En mi adolescencia, tenía un profesor que, muchas veces, nos advirtió que siempre que tuviéramos que transmitir ideas, deberían siempre ser muy claras. Porque sin ellas, razonaba, ni nosotros nos entendemos y menos nos comprenderán nuestros interlocutores. Las ideas debían ser claras y distintas, como cierto filósofo postulaba; porque, de lo contrario, seguía arguyendo el docente, es imposible que podamos transmitir lo que deseamos, siendo nuestra labor estéril e inservible.
Y tenía mucha razón. Alguien ha afirmado que la claridad es la cortesía de los profesores. Por otra parte, el mismo Goethe escribió que la claridad consiste en una acertada distribución de luz y sombra. En ello no iba descaminado el sabio alemán, pues no todo cuanto transmitimos, en cada una de sus partes, ha de gozar de meridiana transparencia, porque lo que cuenta es que, sin faltar a la verdad, la persona que reciba el mensaje, logre un global conocimiento de él, aunque queden pormenores en cierta penumbra, ya que no afecta a la veracidad global del contenido a transmitir. Y es que no todo puede brillar de forma clara, sino que pueden quedar zonas en penumbra, siendo ellas mismas las que, por contraste, den más luz a las partes mollares del mensaje.
Ni que decir tiene que el escritor, cuando publica un libro, su primer deseo es que el texto escrito no sea oscuro y críptico, porque faltará al primer mandamiento de todo lo escrito. Es decir, primero, ha de ser bien interiorizado y comprendido por los lectores, de alcance medio, más allá de presentarlo con toda clase de adornos, alardes de figuras literarias, adjetivaciones, sólida construcción de párrafos,clara distribución de capítulos, etc. Porque, si no es así, me temo que cualquier lector abandonará la publicación en las primeras cinco páginas. Podrá ser el texto escrito mediante una estructuración de hondos pensamientos, científicos, filosóficos o políticos, pero si éstos no llegan a ser asimilados, vana ha sido la empresa de redactarlo. Y es que la claridad es fundamental en toda transmisión.
Claro es que no siempre nos gusta la claridad, cuando se trata de advertirnos de algo, al achacársenos algún error, cuando nos cantan las verdades, porque, como dice el refrán, “cantando las verdades se pierden las amistades”. Por eso hay ocasiones en que no siempre se ha de decir toda la verdad, cuando siendo tan cruda, se caiga en el error de estropearlo todo. Lo que no quiere decir que haya que falsear la comunicación, ya que sería inadmisible, pues faltando a la verdad, se caería en la falsía, en dar gato por liebre, yéndose a una falta de ética muy grave.
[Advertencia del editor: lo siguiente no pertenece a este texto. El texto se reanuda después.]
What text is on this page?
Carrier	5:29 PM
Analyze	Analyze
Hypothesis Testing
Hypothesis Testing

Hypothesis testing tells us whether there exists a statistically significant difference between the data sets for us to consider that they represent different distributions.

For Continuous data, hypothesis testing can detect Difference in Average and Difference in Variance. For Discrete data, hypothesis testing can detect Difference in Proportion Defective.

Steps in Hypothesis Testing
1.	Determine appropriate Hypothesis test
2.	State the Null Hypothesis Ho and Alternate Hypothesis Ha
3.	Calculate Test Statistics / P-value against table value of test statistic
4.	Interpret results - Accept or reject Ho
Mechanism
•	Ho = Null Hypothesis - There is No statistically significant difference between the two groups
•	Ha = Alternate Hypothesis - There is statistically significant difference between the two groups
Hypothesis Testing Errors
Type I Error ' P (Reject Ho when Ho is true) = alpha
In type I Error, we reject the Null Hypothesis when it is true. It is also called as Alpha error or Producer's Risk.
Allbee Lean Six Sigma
Eso nos dice que cuando la claridad va contra nuestros intereses enseguida nos molestamos, y no aceptamos la verdad, buscando por medio de circunloquios y pretextos, cualquier justificación por peregrina que ésta sea. Somos así de orgullosos. Pero hay que decir “la verdad, toda la verdad y nada más que la verdad”, según la fórmula americana judicial. La verdad nos hará libres, dice Cristo. Pero, a pesar de todo, ¡cuántas veces, la verdad se oculta!,¡cuántas veces se expresan sólo medias verdades!,¡cuántas veces se miente!. Es lo primero que, desde niños, se empieza a incurrir en mentirijillas, siendo una de las cosas que el maestro riñe mucho al niño por ello. Y que le causa tanta vergüenza al quedar como mentiroso, delante de la clase.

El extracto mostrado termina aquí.